In pharmacology and biochemistry, allosteric modulators are a group of substances. Some of them, like benzodiazepines, are drugs.[1] A modulator binds to a site in some receptor. This site (i.e., an allosteric site) is not the same one to which an endogenous activator of the receptor would bind (i.e., an orthosteric site). This natural activator could be a neurotransmitter. Receptor activators and inactivators are called agonists. Modulators are either positive, negative or neutral. Positive types increase and negative types lower the probability that an agonist will bind to a receptor (i.e. affinity) and/or its ability to activate/inactivate the receptor (i.e. efficacy). Neutral types don't affect agonist activity, but can stop other modulators from binding to a receptor. Some modulators also work as allosteric agonists. Modulators and agonists can be called receptor ligands.[2]

The term "allosteric" derives from the Greek language. Allos means "other", and stereos, "solid" or "shape". This can be translated to "other shape", which indicates the conformational changes within receptors caused by the modulators through which the modulators affect the receptor function.[3]

Introduction

In the context of modulators, affinity is the ability of a substance to bind to a receptor. Binding is not enough for activation, and the ability of a substance to activate a receptor is efficacy. If efficacy is zero, the substance is an antagonist. Receptor activators have positive efficacy and are agonists. Inactivators have negative efficacy and are inverse agonists. Latter are a subgroup of agonists. Antagonists inhibit the effects of inverse agonists and other agonists.[1]

Orthosteric agonist (A) binds to orthosteric site (B) of a receptor (E). Allosteric modulator (C) binds to allosteric site (D). Modulator increases/lowers the affinity (1) and/or efficacy (2) of an agonist. Modulator may also act as an agonist and yield an agonistic effect (3).
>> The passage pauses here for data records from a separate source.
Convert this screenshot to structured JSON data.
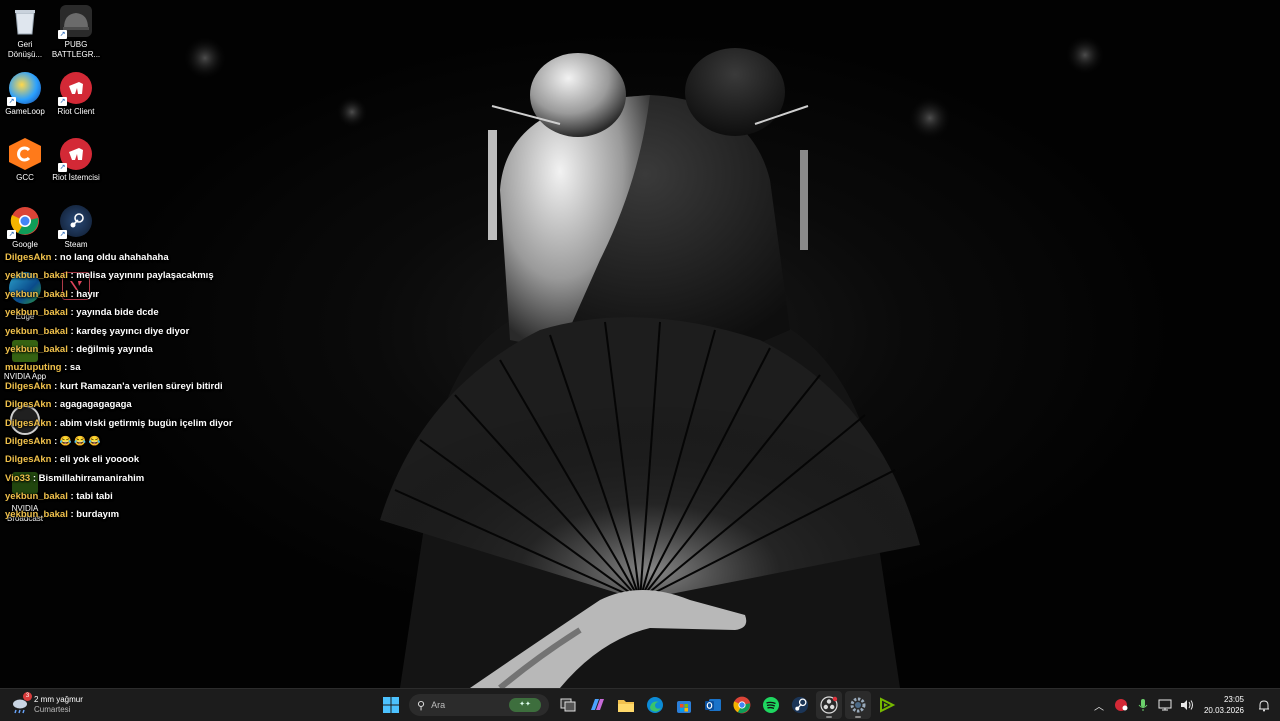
{
  "desktop": {
    "icons": [
      {
        "label": "Geri Dönüşü...",
        "icon": "recycle-bin-icon"
      },
      {
        "label": "PUBG BATTLEGR...",
        "icon": "pubg-icon"
      },
      {
        "label": "GameLoop",
        "icon": "gameloop-icon"
      },
      {
        "label": "Riot Client",
        "icon": "riot-client-icon"
      },
      {
        "label": "GCC",
        "icon": "gcc-icon"
      },
      {
        "label": "Riot İstemcisi",
        "icon": "riot-client-icon"
      },
      {
        "label": "Google",
        "icon": "chrome-icon"
      },
      {
        "label": "Steam",
        "icon": "steam-icon"
      },
      {
        "label": "Edge",
        "icon": "edge-icon"
      },
      {
        "label": "NVIDIA App",
        "icon": "nvidia-app-icon"
      },
      {
        "label": "NVIDIA Broadcast",
        "icon": "nvidia-broadcast-icon"
      }
    ]
  },
  "chat": {
    "messages": [
      {
        "user": "DilgesAkn",
        "text": ": no lang oldu ahahahaha"
      },
      {
        "user": "yekbun_bakal",
        "text": ": melisa yayınını paylaşacakmış"
      },
      {
        "user": "yekbun_bakal",
        "text": ": hayır"
      },
      {
        "user": "yekbun_bakal",
        "text": ": yayında bide dcde"
      },
      {
        "user": "yekbun_bakal",
        "text": ": kardeş yayıncı diye diyor"
      },
      {
        "user": "yekbun_bakal",
        "text": ": değilmiş yayında"
      },
      {
        "user": "muzluputing",
        "text": ": sa"
      },
      {
        "user": "DilgesAkn",
        "text": ": kurt Ramazan'a verilen süreyi bitirdi"
      },
      {
        "user": "DilgesAkn",
        "text": ": agagagagagaga"
      },
      {
        "user": "DilgesAkn",
        "text": ": abim viski getirmiş bugün içelim diyor"
      },
      {
        "user": "DilgesAkn",
        "text": ": 😂 😂 😂"
      },
      {
        "user": "DilgesAkn",
        "text": ": eli yok eli yooook"
      },
      {
        "user": "Vio33",
        "text": ": Bismillahirramanirahim"
      },
      {
        "user": "yekbun_bakal",
        "text": ": tabi tabi"
      },
      {
        "user": "yekbun_bakal",
        "text": ": burdayım"
      }
    ]
  },
  "taskbar": {
    "weather": {
      "line1": "2 mm yağmur",
      "line2": "Cumartesi",
      "badge": "3"
    },
    "search": {
      "placeholder": "Ara"
    },
    "clock": {
      "time": "23:05",
      "date": "20.03.2026"
    },
    "pinned": [
      "start-icon",
      "search",
      "task-view-icon",
      "copilot-icon",
      "file-explorer-icon",
      "edge-icon",
      "store-icon",
      "outlook-icon",
      "chrome-icon",
      "spotify-icon",
      "steam-icon",
      "obs-icon",
      "settings-icon",
      "nvidia-icon"
    ]
  },
  "colors": {
    "username": "#f0c14b",
    "taskbar": "#1c1c1c"
  }
}
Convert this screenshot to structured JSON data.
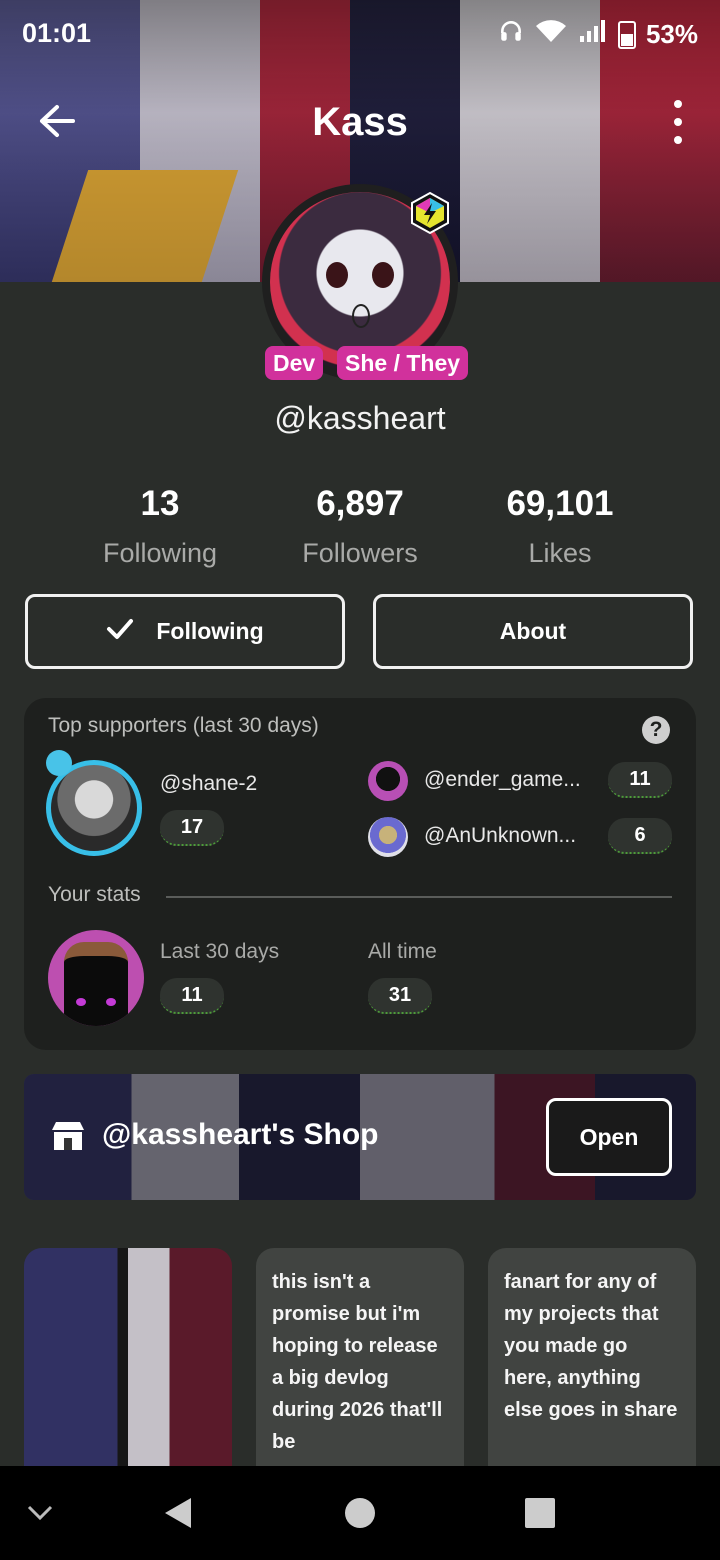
{
  "status": {
    "time": "01:01",
    "battery": "53%"
  },
  "header": {
    "title": "Kass"
  },
  "profile": {
    "handle": "@kassheart",
    "pills": [
      "Dev",
      "She / They"
    ]
  },
  "stats": [
    {
      "value": "13",
      "label": "Following"
    },
    {
      "value": "6,897",
      "label": "Followers"
    },
    {
      "value": "69,101",
      "label": "Likes"
    }
  ],
  "actions": {
    "following_label": "Following",
    "about_label": "About"
  },
  "supporters": {
    "title": "Top supporters (last 30 days)",
    "help": "?",
    "top": {
      "name": "@shane-2",
      "count": "17"
    },
    "others": [
      {
        "name": "@ender_game...",
        "count": "11"
      },
      {
        "name": "@AnUnknown...",
        "count": "6"
      }
    ],
    "your_stats_title": "Your stats",
    "last30_label": "Last 30 days",
    "last30_value": "11",
    "alltime_label": "All time",
    "alltime_value": "31"
  },
  "shop": {
    "name": "@kassheart's Shop",
    "open_label": "Open"
  },
  "posts": [
    {
      "text": "this isn't a promise but i'm hoping to release a big devlog during 2026 that'll be"
    },
    {
      "text": "fanart for any of my projects that you made go here, anything else goes in share"
    }
  ],
  "colors": {
    "pill": "#d1319c",
    "accent_ring": "#38bfe8",
    "background": "#2a2d2a"
  }
}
Modulated orthosteric agonist affects the receptor (4). Receptor response (F) follows.

Allosteric modulators increase or lower affinity and/or efficacy of an agonist. A modulator may also increase affinity and lower efficacy or vice versa.[4] The site to which endogenous agonists bind to is named the orthosteric site. Modulators don't bind to this site. They bind to any other suitable sites, which are named allosteric sites.[2] Upon binding, modulators change the three-dimensional structure (i.e. conformation) of the receptor. The orthosteric site also changes, which changes the capabilities of an agonist.[4]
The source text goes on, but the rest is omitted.